I’ve got a gold heart locket on a silver chain
clinched tight in my fist in the pouring rain
and the only road back home again
is all but washed away
I’m going to cross that river tonight
no matter what it takes
although I might die trying
my true love will remain
in a gold heart locket on a silver chain...


But then I saw that there was something in the world that was not death, something just as awesome and enduring and profound. There was love, the love in my heart, and for one incredible moment I felt this love swell - love for my father, for my future, for the simple wonder of being alive - death lost it's power. In that moment I stopped running from death. Instead I made every step toward love, and that saved me..
--Nando Parrado

3 Comments:

Anonymous Anonymous said...

Synchronicity alert!
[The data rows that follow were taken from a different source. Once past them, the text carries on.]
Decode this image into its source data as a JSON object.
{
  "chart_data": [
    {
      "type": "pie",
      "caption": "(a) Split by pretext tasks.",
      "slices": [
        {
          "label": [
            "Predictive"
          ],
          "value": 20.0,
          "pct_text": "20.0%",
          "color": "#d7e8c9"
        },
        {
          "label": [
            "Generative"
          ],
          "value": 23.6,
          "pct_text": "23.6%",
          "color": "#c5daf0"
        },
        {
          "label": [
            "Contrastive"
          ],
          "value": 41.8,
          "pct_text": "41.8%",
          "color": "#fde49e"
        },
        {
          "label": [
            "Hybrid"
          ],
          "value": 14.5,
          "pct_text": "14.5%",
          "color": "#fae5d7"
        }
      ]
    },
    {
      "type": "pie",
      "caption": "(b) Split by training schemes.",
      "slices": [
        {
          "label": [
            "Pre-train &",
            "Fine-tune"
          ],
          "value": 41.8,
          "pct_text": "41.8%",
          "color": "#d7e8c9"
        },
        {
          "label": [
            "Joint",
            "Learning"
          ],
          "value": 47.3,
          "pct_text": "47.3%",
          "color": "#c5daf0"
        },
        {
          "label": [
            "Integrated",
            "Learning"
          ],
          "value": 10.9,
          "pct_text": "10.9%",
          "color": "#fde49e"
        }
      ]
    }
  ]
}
I just bought the movie Alive, and watched it two days ago. I wanted to rent it, but the copy at blockbuster was damaged, they had one for sale that included a short documentary with the real survivors, which I hadn't seen before (I saw the movie when it fisrt came out) so I bought it. It is such an amazing story. Now I want to read to book!

9:03 PM, August 11, 2006  
Blogger Melissa Ayotte said...

Thanks for sharing this book. I think I would like to read it. That last quote is truly amazing.

11:00 AM, August 12, 2006  
Anonymous Anonymous said...

How wonderful seph, I think we must have very parallel lives.

Let me know if you all read it, what you think.

I saw the movie when I was high school or right after. I remembered it because like most people I was at once completely revolted and fascinated how they kept from starving; but mainly I was bemused by the story: Rugby players in Chile? Anglos playing them in the film? What was this and who are these people, that kind of thing.

Also, there was something going on, it's impact on my psyche, like you seph, there was a deeper resonance I could not put my finger on. I wanted to make it mine. I really felt like there were points of this particular story I wanted to be able to bite into (pardon the pun), than just the shocking parts. I wanted it from a truer perspective.

So, I was poking around the new books at the library last week and falling off the shelf, this one that I mention here, it practically jumped into my arms and I was like, Hey I remember you.

I read it and then it was, Ok I get it, I get this.